While the restaurant has been successful and earned a loyal following, it is trying something new this summer by taking part in Howard County Restaurant Weeks. Great Sage hopes that by offering interesting, fixed-rate specials that use locally grown ingredients, new customers will join familiar faces to give the business a summertime boost.

"Restaurant Weeks is a great opportunity to showcase our talented chef's creations and get to know more people in the community," said Katie Smallwood, the marketing and community outreach leader for Conscious Corner, which runs Roots Market, Great Sage, Nest (clothing and gifts) and Bark! Pawsitive Petfood. "We are hoping to see some new faces throughout the weeks and encourage our devoted regulars to take advantage of a delicious deal on quality food."

That sentiment also holds true for the other businesses participating in the eighth annual Restaurant Weeks, which runs from Monday, July 20 through Monday, Aug. 3. Twenty-seven restaurants, including five from outside Howard County, will participate. The lunches (2 to 3 courses) and dinners (3 to 4 courses) offered in the promotion will be part of a price-fixed menu, ranging from $10 to $45.

"This is an opportunity for the chefs to get creative and do something they don't normally do," said Amanda Hof, partnership promotions manager for Howard County Tourism and Promotion.

The promotion showcases the importance of local farms and their products and how fresh ingredients make a difference. It also encourages people to try something new at a special rate.

"We participate to expose younger folks to try a venue that they would not normally think for dining," said Richard Ackman, the maitre'd at The Kings Contrivance restaurant in Columbia.

The county's tourism and promotion office holds Restaurant Weeks during the winter and summer.
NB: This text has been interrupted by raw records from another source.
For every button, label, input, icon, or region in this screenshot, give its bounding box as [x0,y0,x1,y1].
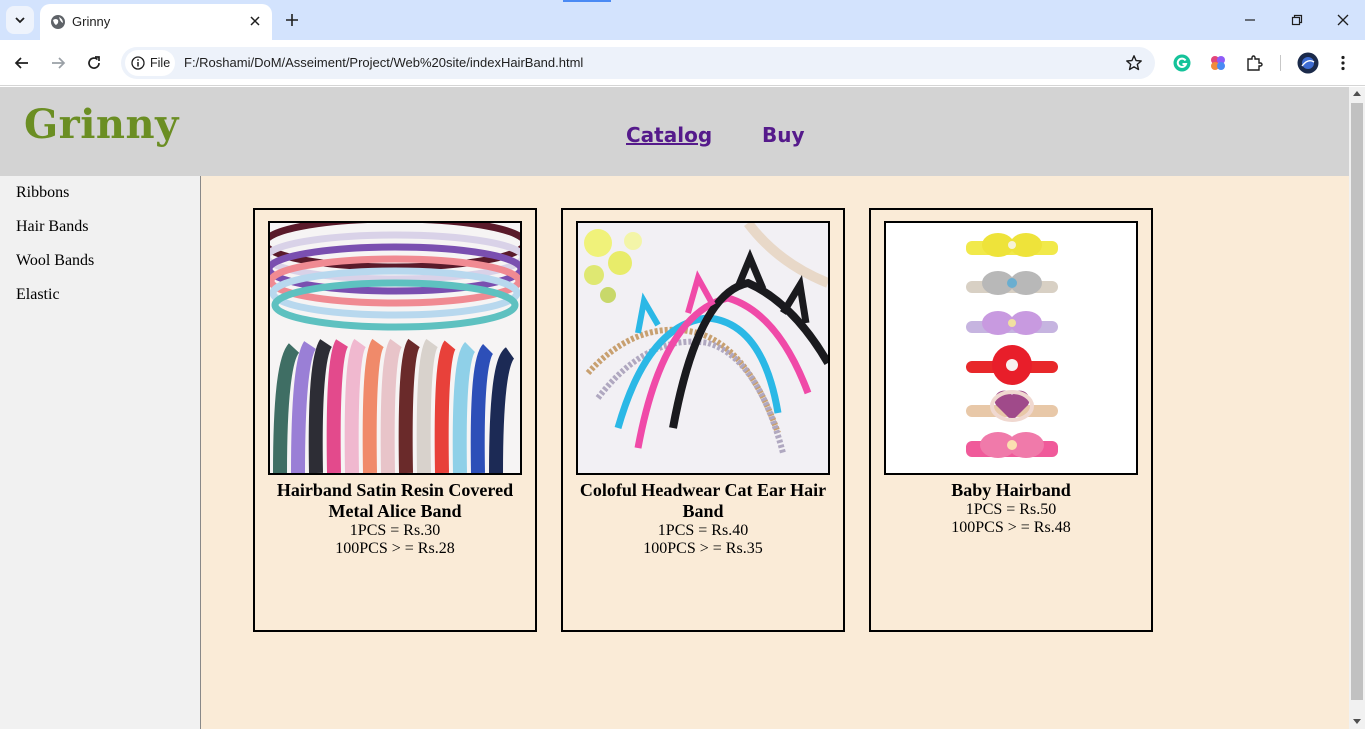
toolbar-divider [1280,55,1281,71]
product-price-bulk: 100PCS > = Rs.35 [643,540,763,557]
avatar [1297,52,1319,74]
browser-toolbar: File F:/Roshami/DoM/Asseiment/Project/We… [0,40,1365,86]
brain-icon [1211,56,1225,70]
grammarly-icon [1173,54,1191,72]
new-tab-button[interactable] [281,9,303,31]
close-icon [1337,14,1349,26]
extensions-button[interactable] [1243,52,1265,74]
sidebar-item-wool-bands[interactable]: Wool Bands [16,252,94,270]
product-image[interactable] [576,221,830,475]
reload-icon [88,56,100,69]
browser-tab[interactable]: Grinny [40,4,272,40]
info-icon [131,56,145,70]
close-tab-button[interactable] [246,12,264,30]
restore-icon [1291,14,1303,26]
tab-title: Grinny [72,14,111,29]
scroll-thumb[interactable] [1351,103,1363,700]
cat-ear-hairbands-image [578,223,828,473]
sidebar-item-ribbons[interactable]: Ribbons [16,184,69,202]
arrow-right-icon [52,57,66,69]
address-bar[interactable]: File F:/Roshami/DoM/Asseiment/Project/We… [121,47,1155,79]
url-text[interactable]: F:/Roshami/DoM/Asseiment/Project/Web%20s… [184,55,583,70]
more-vert-icon [1341,55,1345,71]
site-info-chip[interactable]: File [125,50,175,76]
browser-menu-button[interactable] [1332,52,1354,74]
site-logo[interactable]: Grinny [24,101,179,148]
arrow-left-icon [14,57,28,69]
chevron-down-icon [15,17,25,24]
brain-extension-button[interactable] [1207,52,1229,74]
product-title: Baby Hairband [951,480,1071,500]
product-price-single: 1PCS = Rs.40 [657,522,749,539]
product-image[interactable] [268,221,522,475]
product-price-single: 1PCS = Rs.50 [965,501,1057,518]
page-scrollbar[interactable] [1349,87,1365,729]
product-image[interactable] [884,221,1138,475]
scroll-down-arrow-icon[interactable] [1353,719,1361,724]
minimize-icon [1245,19,1255,21]
plus-icon [286,14,298,26]
star-icon[interactable] [1125,54,1143,72]
sidebar-item-hair-bands[interactable]: Hair Bands [16,218,88,236]
product-price-bulk: 100PCS > = Rs.48 [951,519,1071,536]
tab-strip-indicator [563,0,611,2]
site-header: Grinny Catalog Buy [0,87,1349,176]
browser-tab-bar: Grinny [0,0,1365,40]
satin-hairbands-image [270,223,520,473]
nav-link-buy[interactable]: Buy [762,123,805,147]
profile-button[interactable] [1297,52,1319,74]
scroll-up-arrow-icon[interactable] [1353,91,1361,96]
puzzle-icon [1247,55,1263,71]
grammarly-extension-button[interactable] [1171,52,1193,74]
baby-hairbands-image [886,223,1136,473]
sidebar: Ribbons Hair Bands Wool Bands Elastic [0,176,201,729]
product-card: Coloful Headwear Cat Ear Hair Band 1PCS … [561,208,845,632]
close-window-button[interactable] [1331,8,1355,32]
restore-button[interactable] [1285,8,1309,32]
close-icon [250,16,260,26]
globe-icon [51,15,65,29]
back-button[interactable] [10,51,34,75]
forward-button[interactable] [46,51,70,75]
tab-search-button[interactable] [6,6,34,34]
product-title: Coloful Headwear Cat Ear Hair Band [579,480,827,521]
minimize-button[interactable] [1238,8,1262,32]
site-chip-label: File [150,56,171,70]
sidebar-item-elastic[interactable]: Elastic [16,286,60,304]
product-price-bulk: 100PCS > = Rs.28 [335,540,455,557]
page-viewport: Grinny Catalog Buy Ribbons Hair Bands Wo… [0,87,1349,729]
product-title: Hairband Satin Resin Covered Metal Alice… [276,480,514,521]
product-price-single: 1PCS = Rs.30 [349,522,441,539]
product-card: Baby Hairband 1PCS = Rs.50 100PCS > = Rs… [869,208,1153,632]
reload-button[interactable] [82,51,106,75]
product-card: Hairband Satin Resin Covered Metal Alice… [253,208,537,632]
nav-link-catalog[interactable]: Catalog [626,123,712,147]
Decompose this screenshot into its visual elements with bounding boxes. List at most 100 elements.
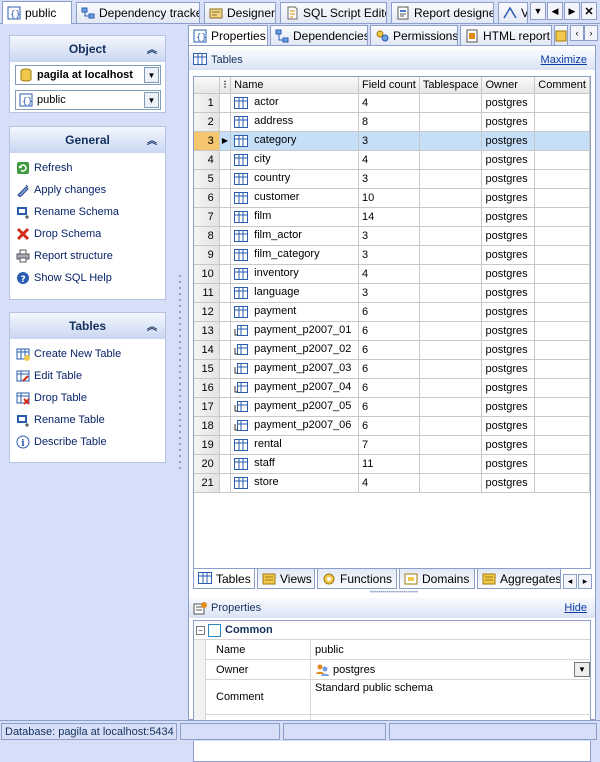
cell-owner[interactable]: postgres bbox=[481, 454, 536, 474]
cell-tablespace[interactable] bbox=[419, 226, 483, 246]
cell-name[interactable]: inventory bbox=[230, 264, 359, 284]
cell-name[interactable]: payment_p2007_02 bbox=[230, 340, 359, 360]
table-row[interactable]: 10 inventory 4 postgres bbox=[194, 264, 590, 284]
cell-tablespace[interactable] bbox=[419, 245, 483, 265]
cell-name[interactable]: staff bbox=[230, 454, 359, 474]
owner-select[interactable]: postgres ▼ bbox=[311, 660, 592, 679]
cell-owner[interactable]: postgres bbox=[481, 188, 536, 208]
tab-sql-script-editor[interactable]: SQL Script Editor bbox=[280, 2, 387, 23]
cell-tablespace[interactable] bbox=[419, 112, 483, 132]
table-row[interactable]: 4 city 4 postgres bbox=[194, 150, 590, 170]
table-row[interactable]: 2 address 8 postgres bbox=[194, 112, 590, 132]
tab-scroll-left-button[interactable]: ◂ bbox=[563, 574, 577, 589]
cell-tablespace[interactable] bbox=[419, 416, 483, 436]
cell-name[interactable]: payment_p2007_06 bbox=[230, 416, 359, 436]
tab-html-report[interactable]: HTML report bbox=[460, 25, 552, 45]
cell-name[interactable]: payment bbox=[230, 302, 359, 322]
general-group-header[interactable]: General ︽ bbox=[10, 127, 165, 153]
tab-public[interactable]: {} public bbox=[2, 1, 72, 24]
cell-comment[interactable] bbox=[534, 321, 590, 341]
table-row[interactable]: 15 payment_p2007_03 6 postgres bbox=[194, 359, 590, 379]
row-number[interactable]: 1 bbox=[194, 93, 220, 113]
collapse-icon[interactable]: ︽ bbox=[147, 41, 157, 56]
tab-scroll-right-button[interactable]: ▸ bbox=[578, 574, 592, 589]
cell-tablespace[interactable] bbox=[419, 435, 483, 455]
row-number[interactable]: 11 bbox=[194, 283, 220, 303]
table-row[interactable]: 1 actor 4 postgres bbox=[194, 93, 590, 113]
cell-owner[interactable]: postgres bbox=[481, 359, 536, 379]
cell-field-count[interactable]: 4 bbox=[358, 93, 420, 113]
row-number[interactable]: 15 bbox=[194, 359, 220, 379]
cell-comment[interactable] bbox=[534, 454, 590, 474]
report-structure-link[interactable]: Report structure bbox=[10, 245, 165, 267]
row-number[interactable]: 18 bbox=[194, 416, 220, 436]
tab-aggregates[interactable]: Aggregates bbox=[477, 569, 561, 589]
tab-overflow[interactable] bbox=[554, 25, 568, 45]
tab-dependencies[interactable]: Dependencies bbox=[270, 25, 368, 45]
cell-owner[interactable]: postgres bbox=[481, 340, 536, 360]
row-number[interactable]: 5 bbox=[194, 169, 220, 189]
cell-tablespace[interactable] bbox=[419, 321, 483, 341]
table-row[interactable]: 6 customer 10 postgres bbox=[194, 188, 590, 208]
table-row[interactable]: 19 rental 7 postgres bbox=[194, 435, 590, 455]
cell-field-count[interactable]: 3 bbox=[358, 245, 420, 265]
property-row-name[interactable]: Name public bbox=[206, 640, 592, 660]
collapse-icon[interactable]: ︽ bbox=[147, 132, 157, 147]
cell-field-count[interactable]: 4 bbox=[358, 473, 420, 493]
cell-name[interactable]: film_category bbox=[230, 245, 359, 265]
cell-owner[interactable]: postgres bbox=[481, 302, 536, 322]
table-row[interactable]: 18 payment_p2007_06 6 postgres bbox=[194, 416, 590, 436]
panel-splitter[interactable] bbox=[176, 25, 184, 720]
cell-tablespace[interactable] bbox=[419, 264, 483, 284]
tab-report-designer[interactable]: Report designer bbox=[391, 2, 494, 23]
apply-changes-link[interactable]: Apply changes bbox=[10, 179, 165, 201]
schema-select[interactable]: {} public ▼ bbox=[15, 90, 161, 110]
property-row-comment[interactable]: Comment Standard public schema bbox=[206, 680, 592, 715]
close-tab-button[interactable]: ✕ bbox=[581, 2, 597, 20]
cell-owner[interactable]: postgres bbox=[481, 378, 536, 398]
cell-comment[interactable] bbox=[534, 207, 590, 227]
cell-comment[interactable] bbox=[534, 340, 590, 360]
cell-name[interactable]: category bbox=[230, 131, 359, 151]
cell-comment[interactable] bbox=[534, 416, 590, 436]
row-number[interactable]: 19 bbox=[194, 435, 220, 455]
database-select[interactable]: pagila at localhost ▼ bbox=[15, 65, 161, 85]
cell-name[interactable]: country bbox=[230, 169, 359, 189]
cell-name[interactable]: payment_p2007_01 bbox=[230, 321, 359, 341]
cell-tablespace[interactable] bbox=[419, 131, 483, 151]
cell-owner[interactable]: postgres bbox=[481, 264, 536, 284]
tab-properties[interactable]: {} Properties bbox=[188, 25, 268, 46]
cell-tablespace[interactable] bbox=[419, 340, 483, 360]
row-number[interactable]: 6 bbox=[194, 188, 220, 208]
tab-tables[interactable]: Tables bbox=[193, 569, 255, 589]
cell-name[interactable]: address bbox=[230, 112, 359, 132]
cell-comment[interactable] bbox=[534, 93, 590, 113]
tab-views[interactable]: Vi bbox=[498, 2, 528, 23]
table-row[interactable]: 16 payment_p2007_04 6 postgres bbox=[194, 378, 590, 398]
tab-functions[interactable]: Functions bbox=[317, 569, 397, 589]
cell-tablespace[interactable] bbox=[419, 302, 483, 322]
row-number[interactable]: 16 bbox=[194, 378, 220, 398]
table-row[interactable]: 5 country 3 postgres bbox=[194, 169, 590, 189]
cell-comment[interactable] bbox=[534, 264, 590, 284]
cell-comment[interactable] bbox=[534, 131, 590, 151]
cell-name[interactable]: payment_p2007_03 bbox=[230, 359, 359, 379]
cell-comment[interactable] bbox=[534, 302, 590, 322]
property-row-owner[interactable]: Owner postgres ▼ bbox=[206, 660, 592, 680]
row-number[interactable]: 7 bbox=[194, 207, 220, 227]
cell-name[interactable]: city bbox=[230, 150, 359, 170]
cell-comment[interactable] bbox=[534, 359, 590, 379]
tab-domains[interactable]: Domains bbox=[399, 569, 475, 589]
cell-comment[interactable] bbox=[534, 473, 590, 493]
table-row[interactable]: 11 language 3 postgres bbox=[194, 283, 590, 303]
tab-scroll-right-button[interactable]: ▶ bbox=[564, 2, 580, 20]
cell-owner[interactable]: postgres bbox=[481, 245, 536, 265]
cell-name[interactable]: actor bbox=[230, 93, 359, 113]
cell-field-count[interactable]: 6 bbox=[358, 378, 420, 398]
tab-designer[interactable]: Designer bbox=[204, 2, 276, 23]
cell-tablespace[interactable] bbox=[419, 283, 483, 303]
cell-comment[interactable] bbox=[534, 226, 590, 246]
cell-field-count[interactable]: 3 bbox=[358, 131, 420, 151]
cell-comment[interactable] bbox=[534, 435, 590, 455]
cell-tablespace[interactable] bbox=[419, 378, 483, 398]
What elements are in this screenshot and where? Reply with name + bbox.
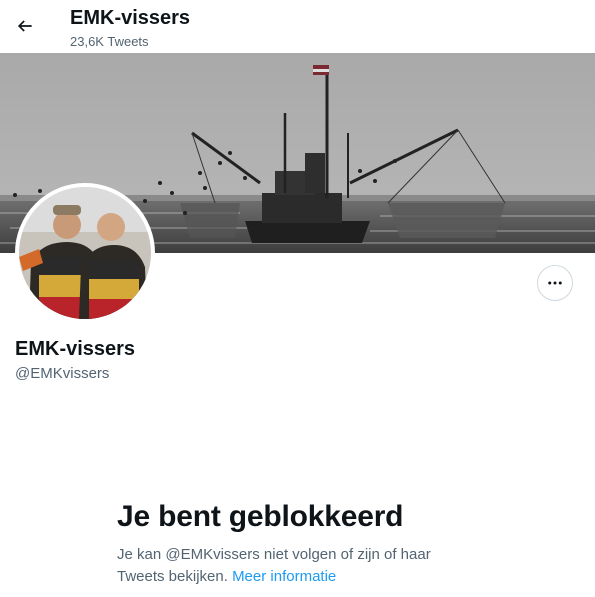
more-horizontal-icon xyxy=(548,281,562,285)
blocked-title: Je bent geblokkeerd xyxy=(117,500,404,533)
profile-name: EMK-vissers xyxy=(15,338,136,360)
header-title: EMK-vissers xyxy=(70,7,191,29)
more-options-button[interactable] xyxy=(537,265,573,301)
profile-header: EMK-vissers 23,6K Tweets xyxy=(0,0,595,53)
blocked-message: Je kan @EMKvissers niet volgen of zijn o… xyxy=(117,544,457,588)
tweet-count: 23,6K Tweets xyxy=(70,34,149,49)
blocked-message-line1: Je kan @EMKvissers niet volgen of zijn o… xyxy=(117,546,431,563)
back-button[interactable] xyxy=(8,9,42,43)
avatar[interactable] xyxy=(15,183,155,323)
profile-handle: @EMKvissers xyxy=(15,365,110,382)
arrow-left-icon xyxy=(17,20,32,32)
blocked-message-line2: Tweets bekijken. xyxy=(117,568,228,585)
avatar-image xyxy=(19,187,151,319)
learn-more-link[interactable]: Meer informatie xyxy=(232,568,336,585)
Restaurants that are part of the organization's promotional partnership program are eligible to participate in Restaurant Weeks for "a very small fee," said Hof.

Roughly half of the restaurants in the promotional partnership program take part in Restaurant Weeks, according to Hof. The collected fees are matched by the tourism agency, said Hof, and the money is used to market the event through TV, print, websites and social media. Hof said between $10,000 and $15,000 is spent promoting Restaurant Weeks.

"It's really the power of everyone working together," said Hof. "When all the restaurants come together it gives us more marketing dollars to have this county-wide event."

Hof added that "we know the event is popular through the web traffic we get" at howardcountyrestaurantweek.com. She said the website had 125,000 visitors for the winter event earlier this year.

"Most [restaurants] will say they had an uptick in business, some will say they were really busy," said Hof.

Smallwood said Great Sage, which recently debut its summer menu, "wanted to share a special menu with the community. Summer provides us with an optimal time to showcase our favorite seasonal vegetables and fruit."

She added that "utilizing local ingredients is a high priority for us. We always jump at the chance to feature local produce and products."

Joining Great Sage as a new entry to Restaurant Weeks this summer are the Centre Park Grill and Fifty Four Eighty Five Restaurant at Double Tree Columbia from Howard County, three restaurants at the Horseshoe Casino in Baltimore City and The County Cork Wine Pub in Eldersburg. The Horseshoe Casino restaurants and two Carroll County restaurants —The County Cork Wine Pub and Baldwin's Station — are members of Howard County Tourism and Promotion and eligible to participate.